Zaczynamy w Kletnie. Śnieżnik z Kletna

Do Kletna dojeżdżamy tuż przed godziną 9. Samochód pozostawiamy na sporym parkingu, na którym spokojnie zmieści się kilkaset samochodów. Opłata za pozostawienie na jeden dzień samochodu osobowego wynosi 10 zł. Karmienie Tosi, przebieranie i już jesteśmy gotowi, by odkrywać nowe zakątki Masywu Śnieżnika. Początkowo towarzyszą nam żółte znaki szlakowskazów, które zaprowadzą nas na Przełęcz Śnieżnicką- ponad 300 metrów wyżej niż obecnie się znajdujemy. Wędrujemy asfaltową ścieżką, która prowadzi aż do Jaskini Niedźwiedziej. Po drodze mijamy kapliczkę św. Bernarda, kamieniołom będący pozostałością po kopalni marmuru, a także źródło Marianny, z którego wydobywają się wody bogate w minerały.

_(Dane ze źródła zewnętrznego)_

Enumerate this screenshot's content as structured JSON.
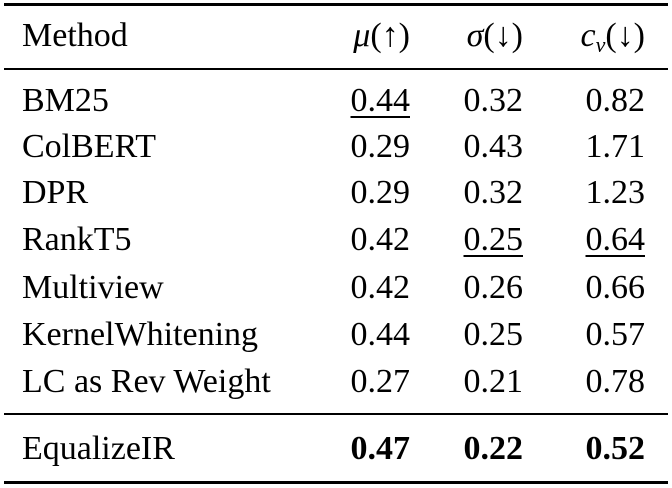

Parking, na którym można zostawić samochód
Parking, na którym można zostawić samochód

Dawny kamieniołom w Kletnie
Dawny kamieniołom w Kletnie

Pod Jaskinią Niedźwiedzią. Śnieżnik z Kletna

W pewnym momencie ścieżka asfaltowa nadal podąża prosto (nią również dojdziemy do Jaskini Niedźwiedziej), a szlak żółty przekracza potok Kleśnica i leśną ścieżką wyprowadza nas wprost pod drzwi największej, okolicznej atrakcji turystycznej- Jaskini Niedźwiedziej. Jest to długa na ponad 4 kilometry jaskinia (jej eksploracja ciągle trwa i są odkrywana coraz to nowsze korytarze), w której odnaleziono szczątki prehistorycznych zwierząt, w tym niedźwiedzia, lwa i hienę jaskiniową. Jaskinia jest bogata w liczne stalaktyty, stalagmity i inne formacje skalne, które chyba robią wrażenie na wszystkich, którzy zobaczą je na własne oczy. Jeśli chcecie odwiedzić jaskinię warto wcześniej zarezerwować sobie możliwość jej zwiedzania (istnieje możliwość rezerwacji online), ponieważ zazwyczaj nie ma wolnych miejsc, jeśli przyjdziemy bez zabookowanego biletu.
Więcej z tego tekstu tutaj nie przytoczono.